Eu sou daquelas que vive tropeçando do nada, mas nunca tinha 8 degraus no meio do caminho! Havia sangue pra todo lado, lugar cheio de gente me olhando com rostos de assombro, e eu só pensava: pela expressão delas, já era! Vivi aqueles segundos que você repassa uma vida, e pensa que morreu bestamente, afinal, já soube de muitas mortes em acidentes bem mais simples que o que tive.

Lembro que ali sentada, sozinha em meio a uma multidão que aguardava a palestra, perplexa em como aquilo aconteceu no dia do meu aniversário, rapidamente, me vi diante de duas opções: desespero ou profunda quietude. Sempre escolho a última. Pensei que, enfim, o pior que podia me ocorrer tinha acontecido e eu compreendi que não precisava temer mais nada. Ao ser acolhida por uma mulher, que disse que eu ficaria bem, acreditei mesmo que sim, e que tudo ia ser resolvido, fiquei calma, e uma paz me invadiu de modo avassalador. Todo aquele medo passou. Eu era capaz, desde o início, de lidar com as intempéries da vida, e nunca mais viajaria com malas sobressalentes, pois nada que portava nelas me ajudaria diante daquele imprevisto. 

Ao ler Nilton Bonder, em A arte de se salvar, parecia que sua teoria coadunava com minha experiência ora vivida. Não conseguia olhar aquele fato como algo ruim, palavra que se usada, se fazia permanente. Me pareceu amargo, que é uma palavra sensorial, é a possibilidade de revés, portanto, o remédio “amargo” para a cura. Parece difícil crer, mas a minha queda foi a minha ascensão ao mesmo tempo. Aquela interrupção abrupta nos meus planos me mostrou que a vida pode sair do orquestrado, é pura contingência e que eu não tinha controle de nada. E que para estar conectado nesse mundo, é preciso, às vezes, se desconectar, sair do automático e reassumir os rumos com mais clareza. Parar – respirar – ouvir. Assim é que, em profunda conexão comigo mesma, recebi o meu presente do universo: quebrei a cara no dia do meu aniversário.

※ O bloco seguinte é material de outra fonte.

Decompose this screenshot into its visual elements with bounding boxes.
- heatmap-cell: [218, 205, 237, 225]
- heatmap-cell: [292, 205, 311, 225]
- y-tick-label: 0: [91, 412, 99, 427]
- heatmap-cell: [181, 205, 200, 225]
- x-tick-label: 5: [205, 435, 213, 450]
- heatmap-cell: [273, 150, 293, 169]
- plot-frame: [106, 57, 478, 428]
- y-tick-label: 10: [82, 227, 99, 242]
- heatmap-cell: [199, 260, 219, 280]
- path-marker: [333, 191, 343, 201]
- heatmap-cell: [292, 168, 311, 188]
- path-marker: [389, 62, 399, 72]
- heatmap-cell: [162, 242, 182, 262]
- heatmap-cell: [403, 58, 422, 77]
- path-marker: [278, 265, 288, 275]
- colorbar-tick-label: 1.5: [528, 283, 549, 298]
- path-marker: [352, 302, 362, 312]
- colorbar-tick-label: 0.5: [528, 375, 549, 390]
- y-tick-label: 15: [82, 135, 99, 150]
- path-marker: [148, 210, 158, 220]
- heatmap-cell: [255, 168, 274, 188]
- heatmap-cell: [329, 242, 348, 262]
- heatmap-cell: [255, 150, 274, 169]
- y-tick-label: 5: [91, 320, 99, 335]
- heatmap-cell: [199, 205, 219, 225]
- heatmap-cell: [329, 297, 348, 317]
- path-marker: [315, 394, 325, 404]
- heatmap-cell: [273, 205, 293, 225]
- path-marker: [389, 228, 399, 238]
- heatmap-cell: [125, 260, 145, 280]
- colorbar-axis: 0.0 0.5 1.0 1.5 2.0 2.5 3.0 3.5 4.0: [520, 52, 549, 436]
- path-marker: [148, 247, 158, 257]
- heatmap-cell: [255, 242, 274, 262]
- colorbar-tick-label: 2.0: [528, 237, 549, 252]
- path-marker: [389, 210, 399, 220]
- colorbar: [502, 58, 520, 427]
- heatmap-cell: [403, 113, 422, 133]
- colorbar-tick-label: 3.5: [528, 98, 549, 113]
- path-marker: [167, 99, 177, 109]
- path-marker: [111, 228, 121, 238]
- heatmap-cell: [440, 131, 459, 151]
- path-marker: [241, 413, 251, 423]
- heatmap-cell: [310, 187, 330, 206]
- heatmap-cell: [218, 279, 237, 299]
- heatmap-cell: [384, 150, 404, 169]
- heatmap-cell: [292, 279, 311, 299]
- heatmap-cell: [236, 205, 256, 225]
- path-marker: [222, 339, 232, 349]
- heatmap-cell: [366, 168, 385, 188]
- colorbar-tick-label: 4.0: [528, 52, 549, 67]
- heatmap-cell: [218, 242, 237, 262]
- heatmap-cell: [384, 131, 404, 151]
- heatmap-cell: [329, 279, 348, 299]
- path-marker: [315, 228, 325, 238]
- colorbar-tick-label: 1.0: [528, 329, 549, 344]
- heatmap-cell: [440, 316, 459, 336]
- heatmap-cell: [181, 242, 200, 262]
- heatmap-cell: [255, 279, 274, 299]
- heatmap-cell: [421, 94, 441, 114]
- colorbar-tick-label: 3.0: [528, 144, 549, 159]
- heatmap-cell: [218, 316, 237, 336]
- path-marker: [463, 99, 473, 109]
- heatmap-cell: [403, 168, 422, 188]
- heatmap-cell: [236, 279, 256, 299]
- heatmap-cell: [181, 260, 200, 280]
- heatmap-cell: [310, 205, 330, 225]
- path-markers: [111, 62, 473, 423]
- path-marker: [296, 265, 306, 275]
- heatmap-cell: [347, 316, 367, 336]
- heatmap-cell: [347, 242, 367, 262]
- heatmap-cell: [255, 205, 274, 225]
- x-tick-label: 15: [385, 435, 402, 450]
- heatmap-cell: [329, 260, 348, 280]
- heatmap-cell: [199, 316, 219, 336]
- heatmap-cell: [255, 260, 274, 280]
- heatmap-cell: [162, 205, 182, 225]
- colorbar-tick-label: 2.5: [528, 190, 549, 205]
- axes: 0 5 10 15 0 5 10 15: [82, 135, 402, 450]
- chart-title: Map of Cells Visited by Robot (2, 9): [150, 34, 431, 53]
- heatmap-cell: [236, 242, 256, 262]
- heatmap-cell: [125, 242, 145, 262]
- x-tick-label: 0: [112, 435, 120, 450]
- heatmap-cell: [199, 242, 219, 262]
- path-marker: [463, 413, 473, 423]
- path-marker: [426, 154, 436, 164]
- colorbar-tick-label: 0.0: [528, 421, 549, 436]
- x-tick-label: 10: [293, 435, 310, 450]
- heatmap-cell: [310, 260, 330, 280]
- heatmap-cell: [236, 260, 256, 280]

Foi por meio dessa experiência que me dei conta que estava fazendo tudo automaticamente, num ritmo frenético. Quando levei essa queda, foi meu primeiro contato com uma quarentena. Ao longo de quinze dias, me dei um tempo para pensar e descansar. Me apeguei fortemente à minha cama, passei longos momentos deitada, lendo, pensando e estudando. Quis – e precisava fisicamente – ficar afastada de todo o barulho e da correria.

Senti como se estivesse descansando profundamente enquanto meu corpo se recuperava, lambia a ferida do meu tombo. A queda foi aceita como sendo um dos truques do universo para me lembrar: ei, garota, você não controla nada, há coisas que passam longe da sua compreensão. 

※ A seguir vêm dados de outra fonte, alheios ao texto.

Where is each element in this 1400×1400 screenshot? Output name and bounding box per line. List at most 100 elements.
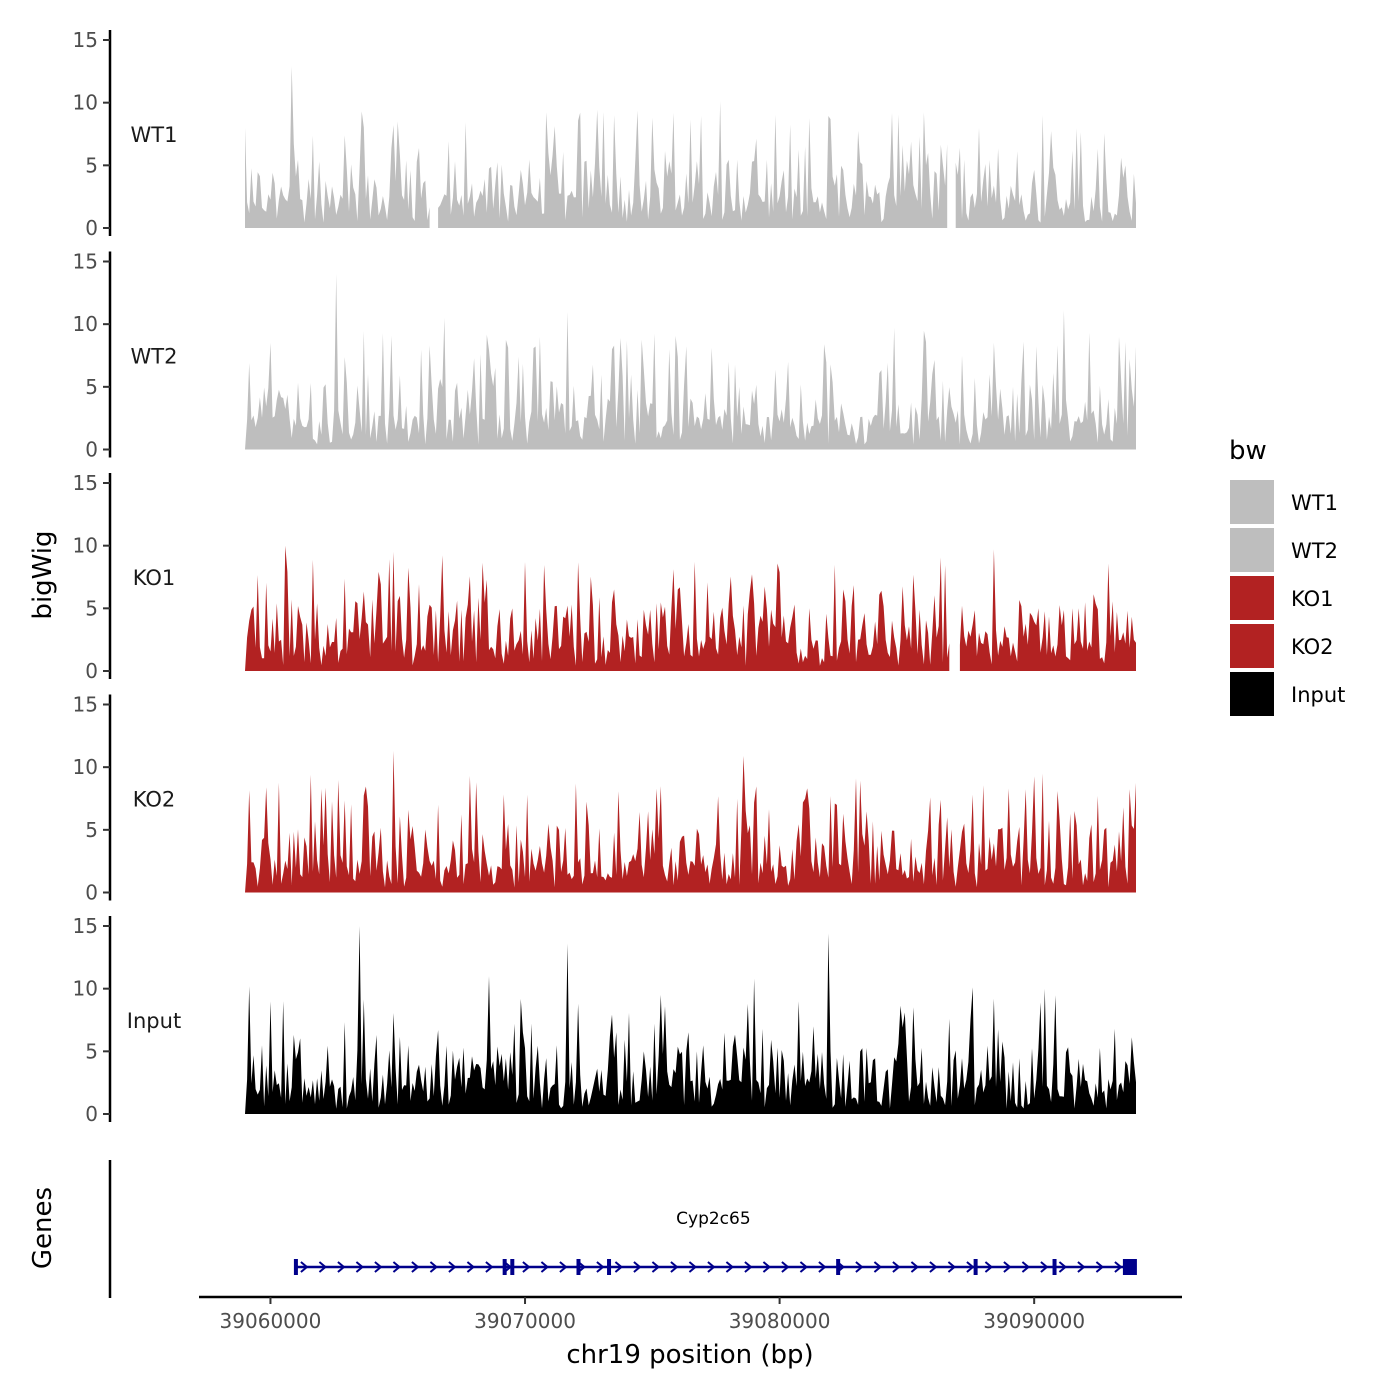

E, recorrendo mais uma vez a Bonder, compreendi que o despreparo para a vida torna-se mais evidente quando tentamos controlar o caos e ordenar tudo. Dar ordem ao caótico. Diz ele que a vida é como deve ser e não como gostaríamos que ela fosse. Dessa luta de braço, é bom que se aprenda logo, que não sairá ganhando!

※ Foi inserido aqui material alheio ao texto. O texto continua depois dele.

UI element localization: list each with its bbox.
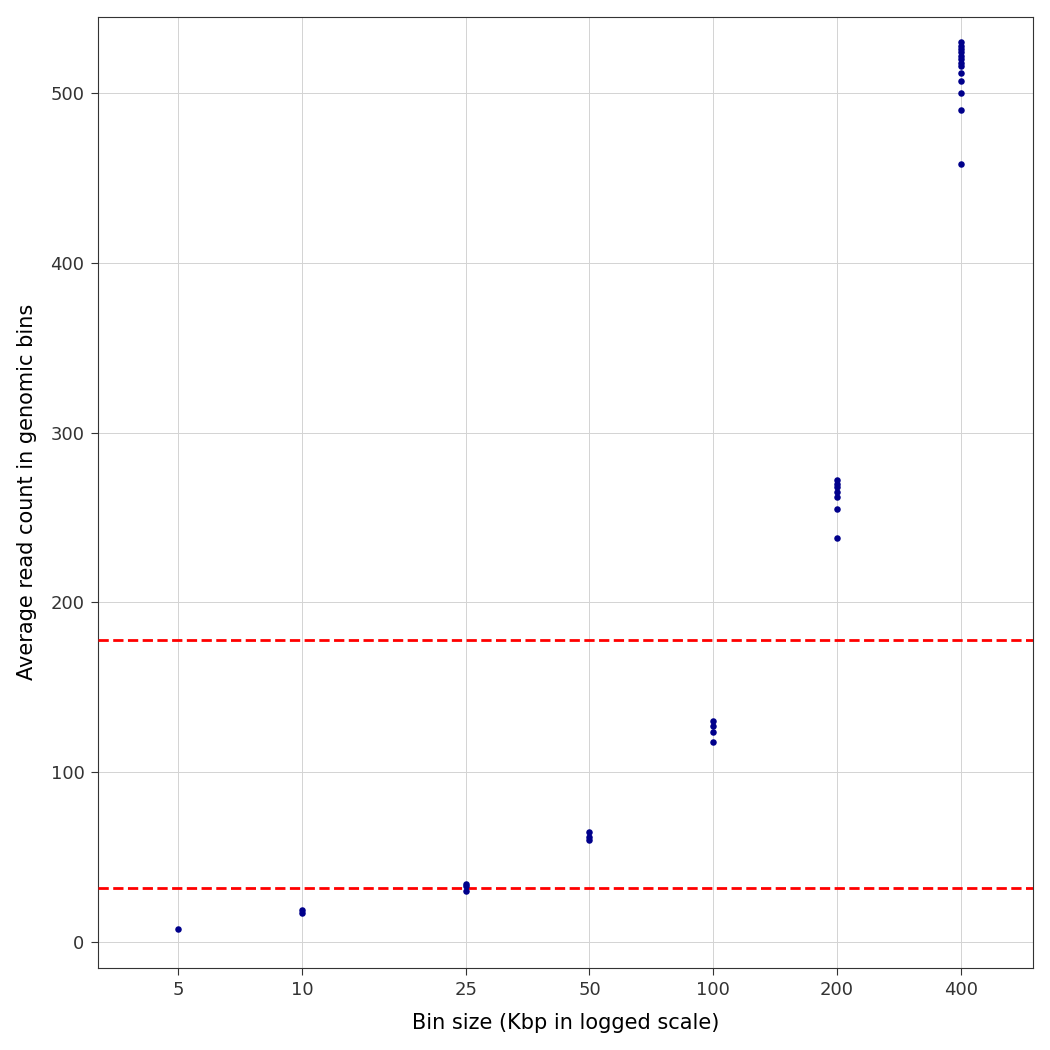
Point: [294, 901, 311, 918]
Point: [952, 156, 969, 173]
Point: [952, 44, 969, 61]
Point: [952, 34, 969, 50]
Point: [952, 50, 969, 67]
Point: [952, 47, 969, 64]
Point: [294, 905, 311, 922]
Y-axis label: Average read count in genomic bins: Average read count in genomic bins: [17, 304, 37, 680]
Point: [705, 713, 721, 730]
X-axis label: Bin size (Kbp in logged scale): Bin size (Kbp in logged scale): [413, 1013, 719, 1033]
Point: [952, 41, 969, 58]
Point: [705, 723, 721, 740]
Point: [828, 484, 845, 501]
Point: [457, 878, 474, 895]
Point: [952, 37, 969, 54]
Point: [952, 72, 969, 89]
Point: [952, 55, 969, 71]
Point: [952, 102, 969, 119]
Point: [952, 58, 969, 75]
Point: [828, 476, 845, 492]
Point: [828, 471, 845, 488]
Point: [581, 832, 597, 848]
Point: [170, 920, 187, 937]
Point: [828, 501, 845, 518]
Point: [705, 718, 721, 735]
Point: [828, 529, 845, 546]
Point: [952, 85, 969, 102]
Point: [952, 64, 969, 81]
Point: [705, 733, 721, 750]
Point: [828, 489, 845, 506]
Point: [457, 883, 474, 900]
Point: [581, 828, 597, 845]
Point: [828, 479, 845, 496]
Point: [457, 876, 474, 892]
Point: [581, 823, 597, 840]
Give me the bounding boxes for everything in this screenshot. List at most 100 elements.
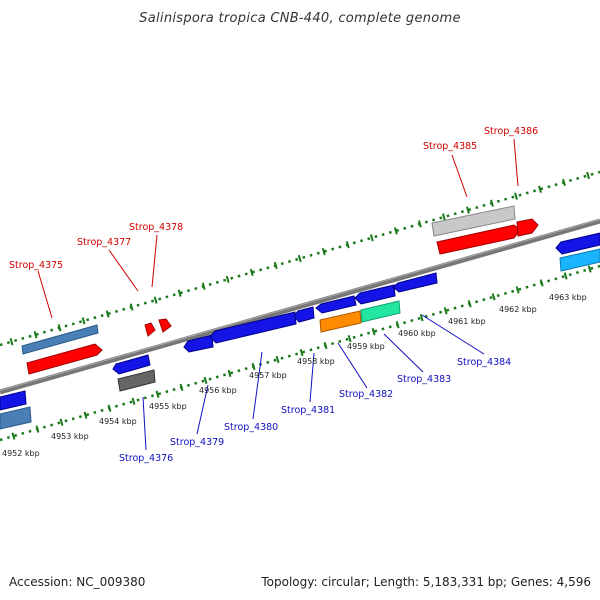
major-tick bbox=[491, 293, 496, 301]
major-tick bbox=[417, 220, 422, 228]
kbp-label: 4962 kbp bbox=[499, 305, 537, 314]
kbp-label: 4963 kbp bbox=[549, 293, 587, 302]
major-tick bbox=[251, 362, 256, 371]
major-tick bbox=[11, 432, 16, 440]
major-tick bbox=[441, 213, 446, 221]
major-tick bbox=[321, 247, 326, 256]
gene-strop-4375[interactable] bbox=[21, 324, 99, 355]
label-strop-4378[interactable]: Strop_4378 bbox=[129, 222, 183, 233]
gene-strop-4376[interactable] bbox=[112, 354, 151, 375]
major-tick bbox=[393, 227, 398, 235]
topology-text: Topology: circular; Length: 5,183,331 bp… bbox=[260, 575, 591, 589]
reverse-leader-lines bbox=[142, 314, 485, 451]
gene-strop-4375b[interactable] bbox=[26, 343, 103, 375]
major-tick bbox=[443, 307, 448, 315]
major-tick bbox=[275, 355, 280, 364]
major-tick bbox=[323, 341, 328, 350]
map-title: Salinispora tropica CNB-440, complete ge… bbox=[139, 11, 461, 26]
kbp-label: 4954 kbp bbox=[99, 417, 137, 426]
gene-strop-4377[interactable] bbox=[144, 322, 156, 337]
major-tick bbox=[273, 261, 278, 270]
major-tick bbox=[107, 404, 112, 412]
kbp-label: 4952 kbp bbox=[2, 449, 40, 458]
kbp-label: 4961 kbp bbox=[448, 317, 486, 326]
label-strop-4385[interactable]: Strop_4385 bbox=[423, 141, 477, 152]
gene-track bbox=[0, 205, 600, 430]
major-tick bbox=[587, 265, 592, 273]
major-tick bbox=[369, 234, 374, 242]
label-strop-4384[interactable]: Strop_4384 bbox=[457, 357, 511, 368]
gene-strop-4378[interactable] bbox=[158, 318, 172, 333]
major-tick bbox=[515, 286, 520, 294]
major-tick bbox=[466, 206, 470, 214]
major-tick bbox=[227, 369, 232, 378]
gene-strop-4381[interactable] bbox=[293, 306, 315, 323]
major-tick bbox=[129, 303, 134, 311]
major-tick bbox=[347, 334, 352, 343]
gene-strop-4384[interactable] bbox=[392, 272, 438, 293]
accession-text: Accession: NC_009380 bbox=[9, 575, 145, 589]
major-tick bbox=[563, 272, 568, 280]
kbp-label: 4956 kbp bbox=[199, 386, 237, 395]
major-tick bbox=[538, 185, 542, 193]
gene-left-edge[interactable] bbox=[0, 390, 27, 411]
major-tick bbox=[153, 296, 158, 304]
genome-backbone bbox=[0, 218, 600, 395]
label-strop-4377[interactable]: Strop_4377 bbox=[77, 237, 131, 248]
label-strop-4386[interactable]: Strop_4386 bbox=[484, 126, 538, 137]
label-strop-4383[interactable]: Strop_4383 bbox=[397, 374, 451, 385]
outer-major-ticks bbox=[9, 171, 590, 346]
major-tick bbox=[345, 241, 350, 249]
major-tick bbox=[490, 199, 494, 207]
major-tick bbox=[83, 411, 88, 419]
gene-left-edge-b[interactable] bbox=[0, 406, 32, 430]
major-tick bbox=[33, 331, 38, 339]
gene-strop-4376b[interactable] bbox=[117, 369, 156, 392]
kbp-label: 4958 kbp bbox=[297, 357, 335, 366]
major-tick bbox=[586, 171, 590, 180]
gene-strop-4385[interactable] bbox=[431, 205, 516, 237]
major-tick bbox=[249, 268, 254, 277]
major-tick bbox=[562, 178, 566, 187]
gene-strop-4385b[interactable] bbox=[436, 224, 521, 255]
major-tick bbox=[467, 300, 472, 308]
major-tick bbox=[539, 279, 544, 287]
label-strop-4379[interactable]: Strop_4379 bbox=[170, 437, 224, 448]
gene-strop-4383[interactable] bbox=[354, 284, 396, 305]
major-tick bbox=[35, 425, 40, 433]
major-tick bbox=[371, 328, 376, 336]
gene-strop-4386[interactable] bbox=[516, 218, 539, 237]
gene-strop-4382[interactable] bbox=[315, 295, 357, 314]
gene-strop-4383b[interactable] bbox=[360, 300, 401, 323]
label-strop-4381[interactable]: Strop_4381 bbox=[281, 405, 335, 416]
gene-strop-4382b[interactable] bbox=[319, 310, 362, 333]
major-tick bbox=[419, 314, 424, 322]
label-strop-4375[interactable]: Strop_4375 bbox=[9, 260, 63, 271]
major-tick bbox=[57, 324, 62, 332]
major-tick bbox=[59, 418, 64, 426]
major-tick bbox=[201, 282, 206, 290]
gene-strop-4380[interactable] bbox=[209, 311, 297, 344]
major-tick bbox=[299, 348, 304, 357]
major-tick bbox=[203, 376, 208, 385]
kbp-label: 4955 kbp bbox=[149, 402, 187, 411]
gene-right-edge[interactable] bbox=[555, 232, 600, 255]
label-strop-4382[interactable]: Strop_4382 bbox=[339, 389, 393, 400]
kbp-labels: 4952 kbp 4953 kbp 4954 kbp 4955 kbp 4956… bbox=[2, 293, 587, 458]
gene-right-edge-b[interactable] bbox=[559, 248, 600, 272]
major-tick bbox=[155, 390, 160, 398]
label-strop-4376[interactable]: Strop_4376 bbox=[119, 453, 173, 464]
major-tick bbox=[297, 254, 302, 263]
kbp-label: 4959 kbp bbox=[347, 342, 385, 351]
kbp-label: 4957 kbp bbox=[249, 371, 287, 380]
label-strop-4380[interactable]: Strop_4380 bbox=[224, 422, 278, 433]
major-tick bbox=[105, 310, 110, 318]
major-tick bbox=[514, 192, 518, 200]
gene-strop-4379[interactable] bbox=[183, 334, 214, 353]
major-tick bbox=[81, 317, 86, 325]
major-tick bbox=[131, 397, 136, 405]
major-tick bbox=[179, 383, 184, 391]
major-tick bbox=[177, 289, 182, 297]
major-tick bbox=[395, 321, 400, 329]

O autor concebe que a vida tem necessidade de pausas, grandes e pequenas. Uma queda é uma pausa. Temos que honrar as paradas como uma experiência. E vê-la como uma oportunidade para soltar o leme do barco, e desfrutar o caos como parte da vida, e não intruso à ela. É uma assepsia das nossas feridas, com um elemento de cura. Mas é claro que as pessoas reagem de modo diferente: a lagarta é a borboleta, mas a ordem da borboleta não é a mesma da lagarta. O voo diferencia radicalmente a experiência das duas!

Nas grandes paradas que se interpõem aos nossos desejos, nos deparamos com a complexidade da potência da vida e, ao mesmo tempo, a tenuidade dela. Quando planejamos e perdemos o controle dos acontecimentos, transmutamos a ordem em caos e precisamos de certo tempo para que os acontecimentos se reorganizem. Da minha experiência de segunda pausa obrigatória, sem meu aval, dessa vez, na pandemia, digo: não tenha pressa! Esses intervalos podem ser restauradores.

Paula Brandão

Doutora em Sociologia pela UFC, e professora do curso de Serviço Social (Uece). É pesquisadora na área de gêneros, gerações e sexualidades. Membro do Laboratório de Direitos Humanos e Cidadania (Labvida) e integra o Núcleo de Acolhimento Humanizado às Mulheres em Situação de Violência (NAH).